You have an error in your SQL syntax. Check the manual that corresponds to your MySQL server version for the right syntax to use near 'desc)VALUES( 'Test', 'Test', 'Test', 'action', 'Test')' at lineINSERT INTO games(name, img, link, category, desc)VALUES( 'Test', 'Test', 'Test', 'action', 'Test')

 

(test's are just because I used those in the form)

 

 

Illusion:

 

$tbl_name is set right at the top there...

 

$host="FOOO"; // Host name 
$username="FOOO"; // Mysql username 
$password="FOOO"; // Mysql password 
$db_name="FOOO"; // Database name 
$tbl_name="games"; // Table name <-------

 

Shouldn't that be ok?

 

[revraz]

DESC is a MySQL reserved word, you should change it.  It means decending for a ORDER BY sort.

[Illusion]

even you declare it doesn't matter, you need to explicitly tell in INSERT query that $tbl_name is a variable otherwise parser doesn't interpret it.

[Jax2]

Illusion, ok, I understand what you mean, and I have replaced $tbl_name with the name of the table (games) and tried running it, but I am still getting the following error:

 

You have an error in your SQL syntax.

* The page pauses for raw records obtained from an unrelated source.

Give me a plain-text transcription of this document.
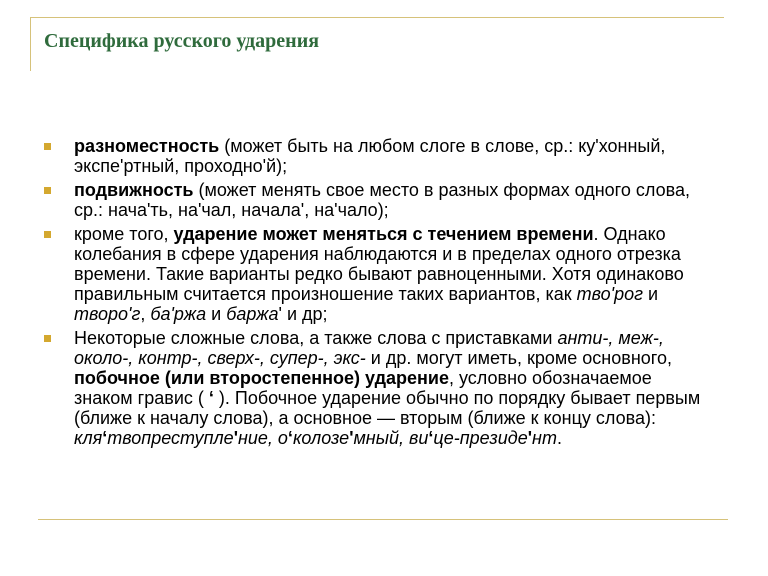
Специфика русского ударения
разноместность (может быть на любом слоге в слове, ср.: ку'хонный, экспе'ртный, проходно'й);
подвижность (может менять свое место в разных формах одного слова, ср.: нача'ть, на'чал, начала', на'чало);
кроме того, ударение может меняться с течением времени. Однако колебания в сфере ударения наблюдаются и в пределах одного отрезка времени. Такие варианты редко бывают равноценными. Хотя одинаково правильным считается произношение таких вариантов, как тво'рог и творо'г, ба'ржа и баржа' и др;
Некоторые сложные слова, а также слова с приставками анти-, меж-, около-, контр-, сверх-, супер-, экс- и др. могут иметь, кроме основного, побочное (или второстепенное) ударение, условно обозначаемое знаком гравис ( ‘ ). Побочное ударение обычно по порядку бывает первым (ближе к началу слова), а основное — вторым (ближе к концу слова): кля‘твопреступле'ние, о‘колозе'мный, ви‘це-президе'нт.
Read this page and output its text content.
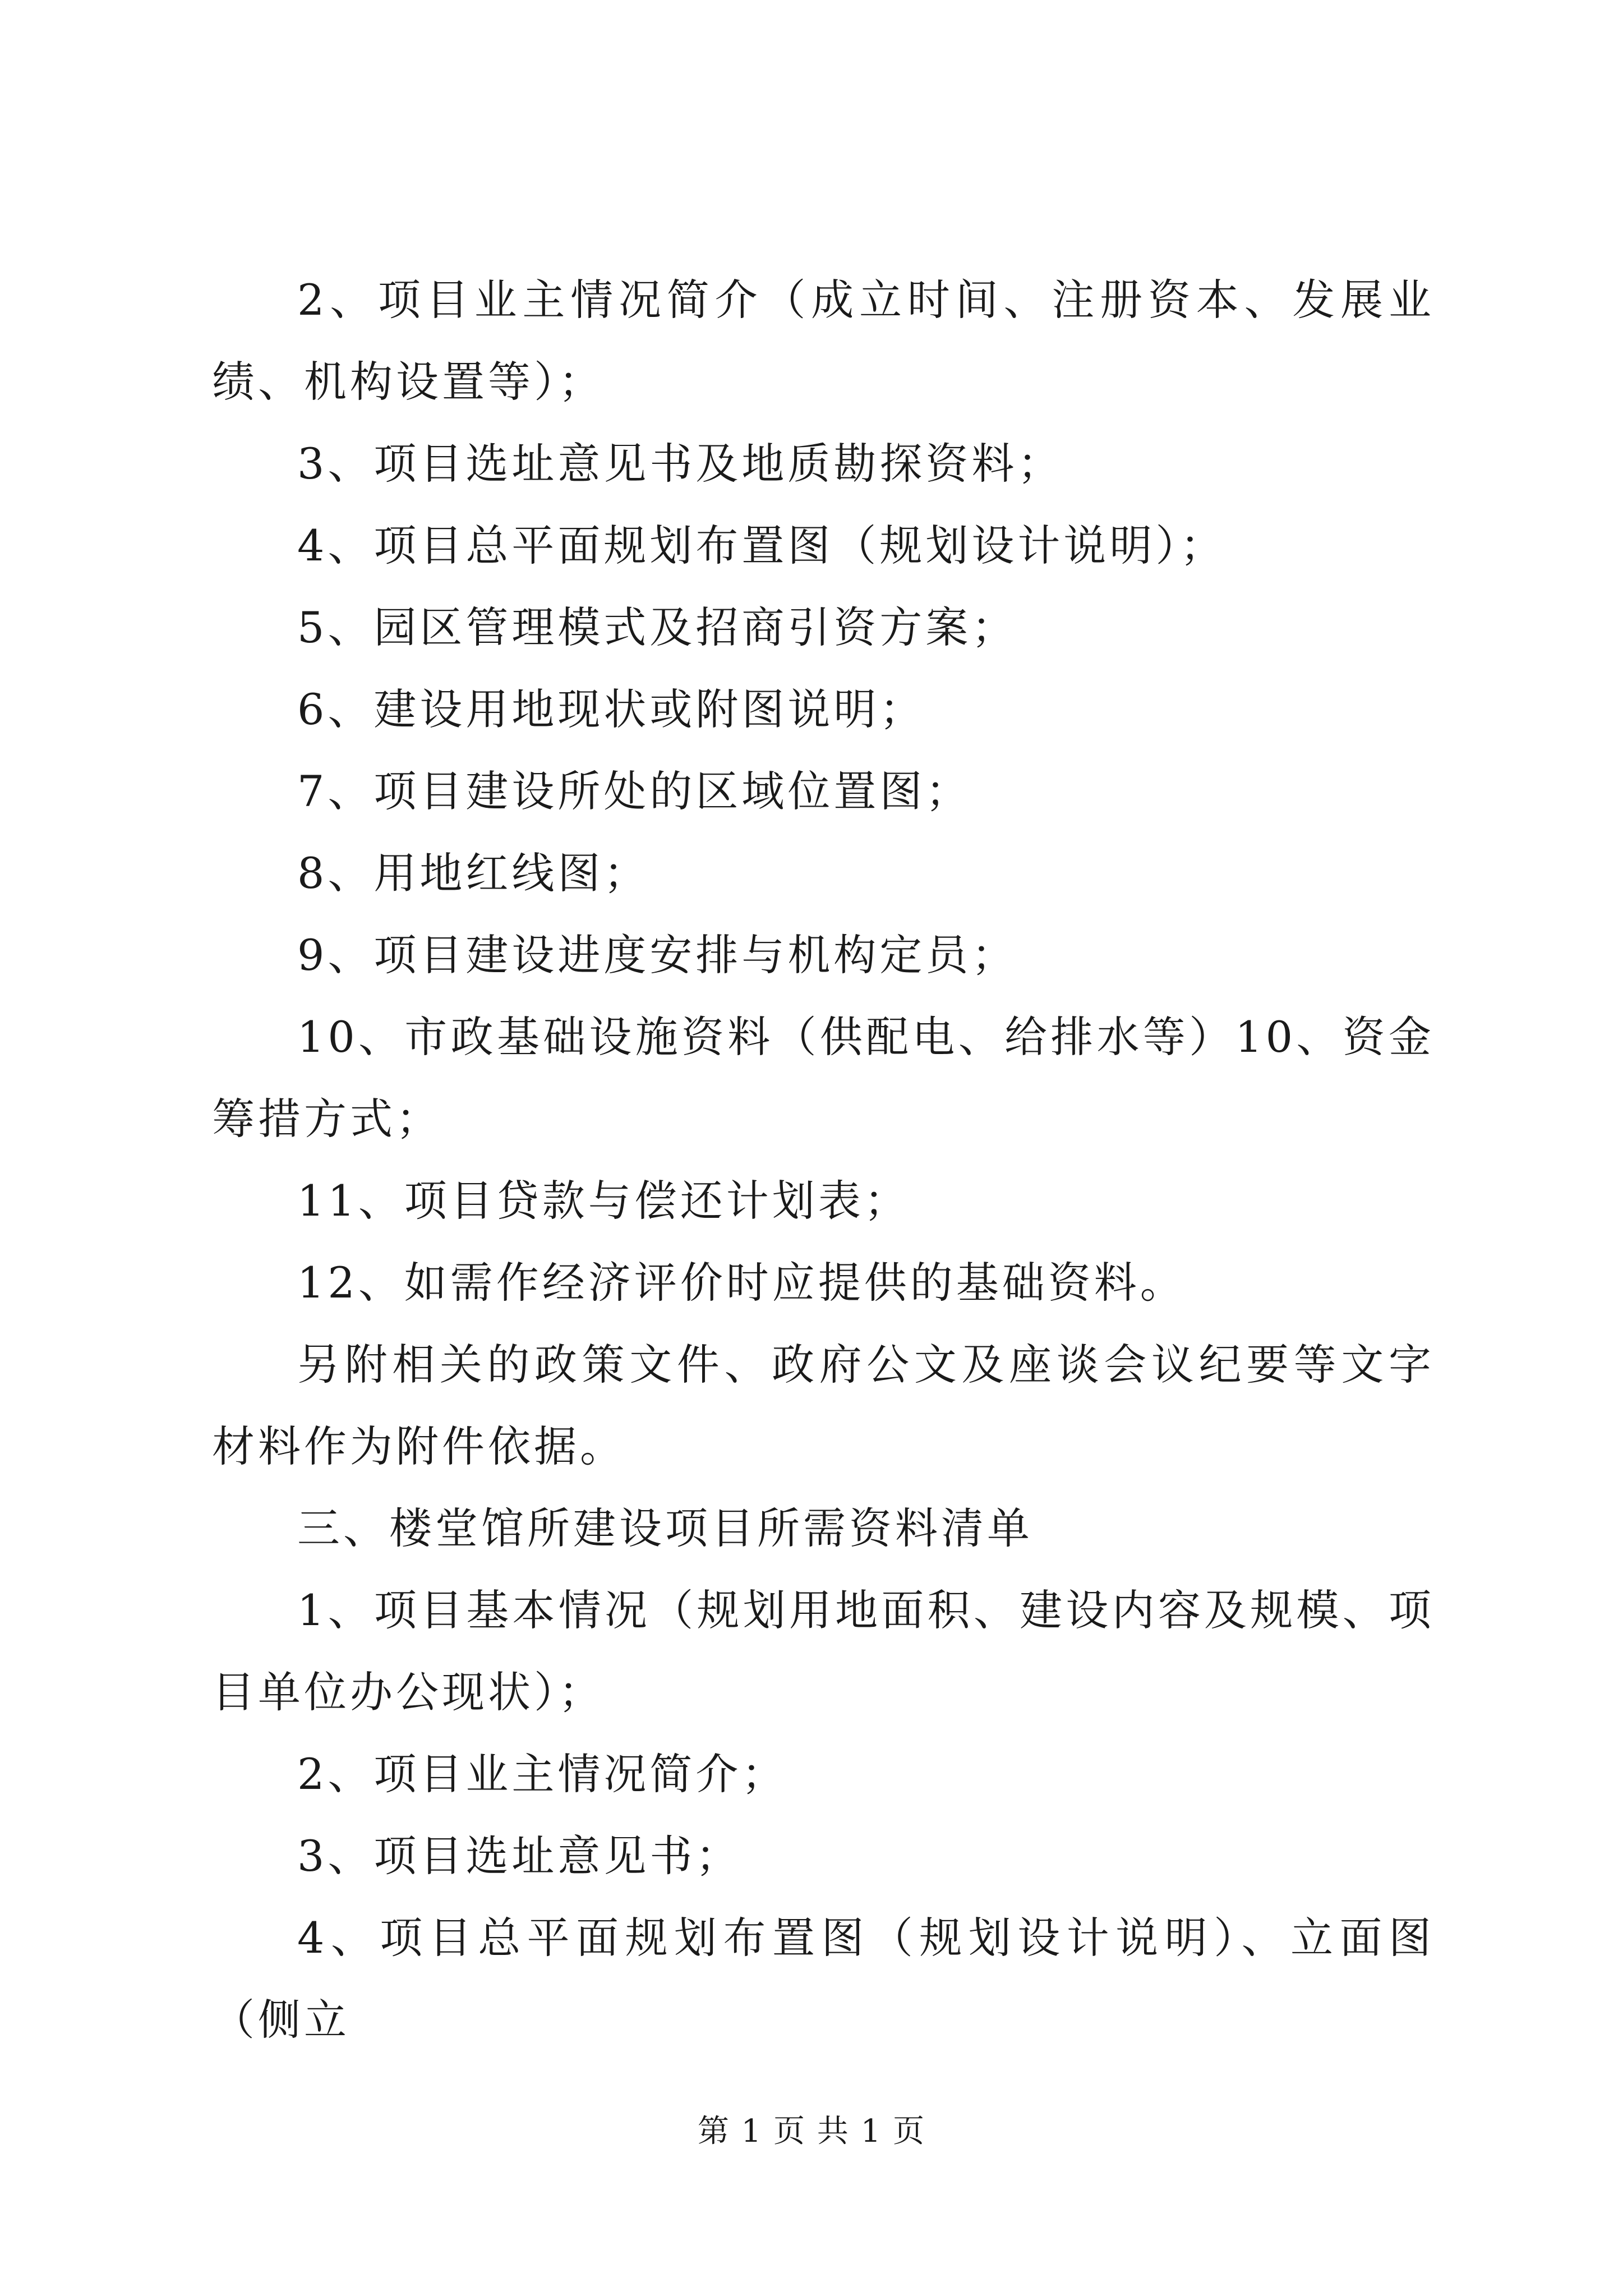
2、项目业主情况简介（成立时间、注册资本、发展业绩、机构设置等）；

3、项目选址意见书及地质勘探资料；

4、项目总平面规划布置图（规划设计说明）；

5、园区管理模式及招商引资方案；

6、建设用地现状或附图说明；

7、项目建设所处的区域位置图；

8、用地红线图；

9、项目建设进度安排与机构定员；

10、市政基础设施资料（供配电、给排水等）10、资金筹措方式；

11、项目贷款与偿还计划表；

12、如需作经济评价时应提供的基础资料。

另附相关的政策文件、政府公文及座谈会议纪要等文字材料作为附件依据。

三、楼堂馆所建设项目所需资料清单

1、项目基本情况（规划用地面积、建设内容及规模、项目单位办公现状）；

2、项目业主情况简介；

3、项目选址意见书；

4、项目总平面规划布置图（规划设计说明）、立面图（侧立

第 1 页 共 1 页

Check the manual that corresponds to your MySQL server version for the right syntax to use near 'desc)VALUES( 'TEST', 'TEST', 'TEST', 'action', 'TEST')' at lineINSERT INTO games (name, img, link, category, desc)VALUES( 'TEST', 'TEST', 'TEST', 'action', 'TEST')

 

Which I REALLY don't understand, because I have looked up even more tutorials and examples of this and it is written the exact same way every one of them suggested.

 

This seems to be the line it is having trouble with, and it's not the desc, because it is handling that just fine and returning the result I type in for desc (Test)

 

$sql="INSERT INTO games (name, img, link, category, desc)VALUES( '$name', '$img', '$link', '$category', '$desc')";
$result=mysql_query($sql) || die(mysql_error() . $sql);

 

 

This is really getting frustrating...

 

[Jax2]

You know what, I got it to work, and it's all thanks to revraz. The problem, indeed, was that I was using desc, I tried taking it out, and boom, worked fine, so now I just need to change all my pages to descript instead of desc. (OH JOY!) Thanks all for the help!

 

[revraz]

`backticks` would work too, but since it's something used often, it would be less confusing if you just changed it.